Deputy Chief Information Security Officer - Bank

MercuryMercury·Remote(San Francisco, CA, New York, NY, Portland, OR, or Remote within United States)
Cybersecurity

WFA Digital Insight

The demand for seasoned Information Security professionals has surged in recent years, with a 25% increase in job openings in the fintech sector alone. As a Deputy Chief Information Security Officer, you'll be at the forefront of ensuring the security and compliance of Mercury's banking operations. With the rise of remote work, companies are looking for experts who can navigate complex regulatory landscapes and ensure the integrity of their systems. Mercury stands out for its innovative approach to fintech and its commitment to building a robust security framework. Before applying, candidates should be aware of the high level of expertise required for this role, including deep knowledge of FFIEC and OCC regulations, as well as experience in a regulated banking environment.

Job Description

About the Role

The Deputy Chief Information Security Officer will play a critical role in overseeing the bank-entity scope of Mercury's 2LOD Information Security program. This is a build-and-defend role, requiring a high level of operational discipline and the ability to work closely with various stakeholders, including OCC examiners, the Chief Risk Officer, and the board's risk committee. The successful candidate will have a deep understanding of FFIEC and OCC regulations, as well as experience in a regulated banking environment.

As a key member of the security team, you will be responsible for ensuring the coherence and effectiveness of Mercury's Information Security program. This will involve working closely with various teams to identify and remediate control deficiencies, develop and maintain policies and procedures, and ensure the continuity and resilience of the bank's operations.

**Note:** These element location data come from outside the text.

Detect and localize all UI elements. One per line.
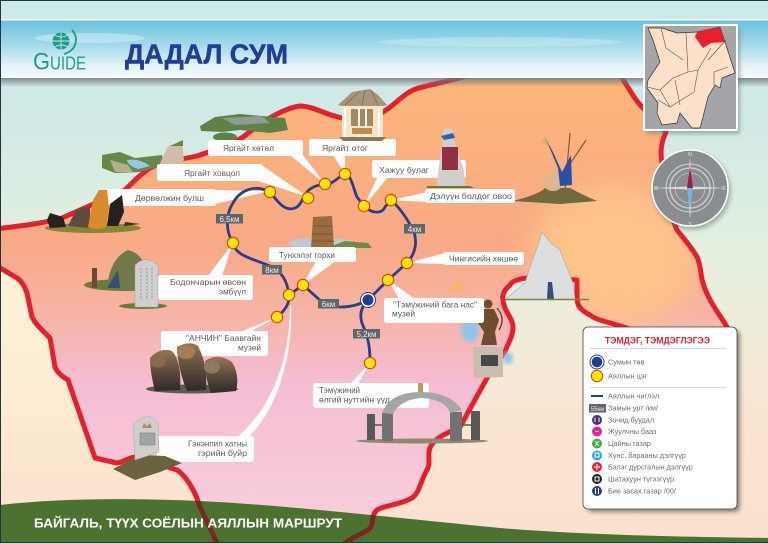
- label: Dorvoljin bulsh: [107, 189, 216, 206]
- compass: E: [722, 186, 726, 192]
- legend panel: Хүнс, барааны дэлгүүр: [608, 451, 686, 460]
- distance label 5,2 km: [353, 329, 380, 339]
- label tails: [208, 155, 445, 446]
- legend panel: 55км: [591, 407, 604, 413]
- compass: N: [688, 152, 692, 158]
- route line: [227, 174, 416, 363]
- label: Genepil home: гэрийн буйр: [198, 448, 247, 458]
- label: Yargait hotol: Яргайт хөтөл: [223, 143, 274, 153]
- legend panel: Жуулчны бааз: [608, 427, 657, 436]
- legend panel: [583, 327, 740, 512]
- label: Bodonchar tomb: Бодончарын өвсөн: [170, 277, 246, 287]
- illustration: Yurt and stele base: [84, 250, 167, 309]
- illustration: Dorvoljin bulsh rocks: [45, 190, 141, 233]
- locator minimap: [644, 25, 740, 134]
- label: Yargait otog: Яргайт отог: [322, 143, 368, 153]
- distance label 4 km: [404, 224, 425, 234]
- banner shadow: [0, 78, 768, 87]
- orange smudge: [449, 280, 468, 291]
- label: Khajuu bulag: Хажуу булаг: [379, 165, 429, 175]
- label: Temujin birthplace gate: Тэмүжиний: [319, 385, 360, 395]
- distance label 6 km: [318, 299, 339, 309]
- logo: GUIDE: UIDE: [50, 52, 86, 74]
- legend panel: Замын урт /км/: [608, 404, 659, 412]
- label: Yargait hovtsol: Яргайт ховцол: [184, 168, 240, 178]
- legend panel: Бие засах газар /00/: [608, 486, 677, 496]
- illustration: Temujin statue: [461, 300, 513, 378]
- illustration: bears: [146, 343, 238, 394]
- label: Genepil home: Гэнэнпил хатны: [188, 438, 247, 448]
- legend panel: Зочид буудал: [608, 416, 654, 424]
- legend panel: Шатахуун түгээгүүр: [608, 474, 674, 484]
- logo: GUIDE: G: [33, 48, 50, 76]
- label: Khajuu bulag: [372, 160, 466, 178]
- logo: GUIDE: [33, 30, 86, 76]
- label: Bodonchar tomb: [158, 275, 253, 300]
- label: Tunkhleg gorkhi: Тунхэлэг горхи: [279, 250, 335, 260]
- left cream area: [0, 255, 215, 543]
- distance label 8 km: [262, 265, 282, 275]
- distance label 8 km: 8км: [265, 266, 279, 275]
- header banner: [0, 19, 768, 78]
- green hill footer: [1, 499, 768, 542]
- label: Chinggis monument: Чингисийн хөшөө: [449, 254, 518, 264]
- compass: [652, 150, 731, 230]
- illustration: gazebo: [338, 89, 387, 141]
- illustration: Khajuu stone: [426, 127, 474, 188]
- legend panel: Сумын төв: [608, 358, 645, 366]
- soum centre marker: [360, 292, 376, 308]
- label: Temujin childhood museum: "Тэмүжиний бага нас": [393, 300, 477, 310]
- title: ДАДАЛ СУМ: [125, 38, 288, 70]
- compass: S: [688, 222, 692, 228]
- label: Dorvoljin bulsh: Дөрвөлжин булш: [135, 193, 204, 203]
- legend panel: Аяллын чиглэл: [608, 392, 659, 400]
- label: Yargait hotol: [208, 140, 303, 156]
- illustration: gate arch: [356, 383, 488, 444]
- illustration: Tunkhleg rock: [288, 216, 372, 248]
- route nodes: [227, 168, 413, 369]
- distance label 4 km: 4км: [408, 225, 421, 234]
- illustration: Yargait hotol landscape: [200, 114, 288, 142]
- legend panel: Бэлэг дурсгалын дэлгүүр: [608, 462, 693, 472]
- label: Yargait otog: [309, 139, 396, 156]
- distance label 6,5 km: 6,5км: [219, 215, 240, 224]
- label: Chinggis monument: [443, 252, 524, 265]
- illustration: Bodonchar stele: [135, 260, 158, 307]
- light orange glow on the east side: [530, 185, 700, 325]
- label: Anchin museum: "АНЧИН" Баавгайн: [186, 333, 261, 343]
- label: Yargait hovtsol: [157, 164, 263, 181]
- distance label 6,5 km: [216, 214, 243, 224]
- legend panel: Аяллын цэг: [608, 372, 648, 380]
- illustration: Chinggis monument: [505, 232, 589, 300]
- illustration: Genepil stele with rubble: [113, 417, 182, 480]
- label: Bodonchar tomb: эмбүүл: [219, 286, 246, 296]
- illustration: ovoo with blue flags: [513, 133, 597, 204]
- label: Genepil home: [157, 436, 254, 462]
- illustration: Yargait hovtsol canyon: [102, 140, 184, 173]
- compass: W: [654, 186, 659, 192]
- distance label 5,2 km: 5,2км: [356, 330, 377, 339]
- label: Temujin childhood museum: [384, 298, 484, 323]
- legend panel: ТЭМДЭГ, ТЭМДЭГЛЭГЭЭ: [605, 336, 710, 346]
- label: Deluun boldog ovoo: [425, 189, 515, 203]
- label: Temujin birthplace gate: [313, 383, 429, 408]
- label: Anchin museum: [161, 331, 268, 356]
- label: Deluun boldog ovoo: Дэлүүн болдог овоо: [430, 191, 512, 201]
- footer title: БАЙГАЛЬ, ТҮҮХ СОЁЛЫН АЯЛЛЫН МАРШРУТ: [34, 516, 342, 530]
- label: Anchin museum: музей: [238, 342, 261, 352]
- label: Temujin birthplace gate: өлгий нутгийн үүд: [319, 394, 390, 404]
- label: Temujin childhood museum: музей: [392, 308, 415, 318]
- distance label 6 km: 6км: [322, 300, 335, 309]
- label: Tunkhleg gorkhi: [269, 247, 356, 262]
- legend panel: Цайны газар: [608, 439, 651, 448]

The role is based in San Francisco, CA, New York, NY, Portland, OR, or Remote within the United States, and offers a unique opportunity to work with a innovative fintech company that is shaping the future of banking.

What You Will Do

  • Own the bank-entity 2LOD InfoSec program, including governance, policy, risk, and oversight
  • Develop and maintain a coherent policy architecture that meets regulatory requirements
  • Lead remediation of identified FFIEC IT control deficiencies to charter readiness ahead of the OCC pre-opening examination
  • Partner with the Chief Risk Officer on bank continuity, resilience, and recovery, including tabletop exercises and full-scale drills
  • Manage relationships with internal audit (3LOD) and external assessors (SOC 2, FFIEC CAT, regulator-led IT examinations)
  • Ensure TPRM evidence holds up to bank-grade scrutiny for critical service providers and material outsourcing arrangements
  • Coach and grow the GRC sub-team; run a recurring training cadence; build the bench depth a national bank requires
  • Develop and maintain a tested incident response program with documented exercise history
  • Coordinate with various teams to ensure the continuity and resilience of the bank's operations

What We Are Looking For

  • 8+ years of experience in Information Security, with 3+ years inside a regulated bank, trust bank, or de novo bank charter effort
  • Deep FFIEC and OCC fluency, including experience with the FFIEC CAT, the FFIEC IT Examination Handbook, BSA/AML IT supervisory expectations, and the OCC Heightened Standards
  • Direct examiner-facing experience, including defending controls to an OCC, FDIC, or Federal Reserve examiner
  • Policy and standards craft, including the ability to draft board-ratifiable policies and supporting standards stacks
  • Operating discipline, including the ability to run cadences, write status reports that survive executive review, and maintain currency of controls, evidence, and risk registers
  • 2LOD instinct, including experience serving in an oversight role
  • Strong technical baseline, including the ability to challenge an architecture review and read an incident timeline credibly

Nice to Have

  • Prior experience as a Deputy CISO or equivalent senior 2LOD role at a national bank, trust bank, or large credit union
  • Charter or de novo bank experience, including experience standing up a new bank or trust bank
  • Strong technical skills, including experience with cloud security, network security, and incident response
  • CISSP, CISM, or CRISC certification

Benefits and Perks

  • Competitive salary and benefits package
  • Opportunity to work with a innovative fintech company that is shaping the future of banking
  • Collaborative and dynamic work environment
  • Professional development opportunities, including training and conference sponsorships
  • Flexible working hours and remote work options
  • Access to cutting-edge technology and tools
  • Recognition and reward programs for outstanding performance

How to Stand Out

  • Develop a deep understanding of FFIEC and OCC regulations, including the FFIEC CAT and the FFIEC IT Examination Handbook
  • Highlight your experience in a regulated banking environment, including any experience with examiner-facing roles
  • Emphasize your ability to develop and maintain coherent policy architectures and supporting standards stacks
  • Showcase your technical skills, including experience with cloud security, network security, and incident response
  • Be prepared to provide specific examples of your experience and accomplishments in the field of Information Security
  • Research Mercury's company culture and values to understand their approach to innovation and security
  • Prepare to discuss your approach to risk management and compliance in a fintech environment

This is a remote position listed on WFA Digital, the platform for professionals who work from anywhere. Browse more remote jobs across all categories.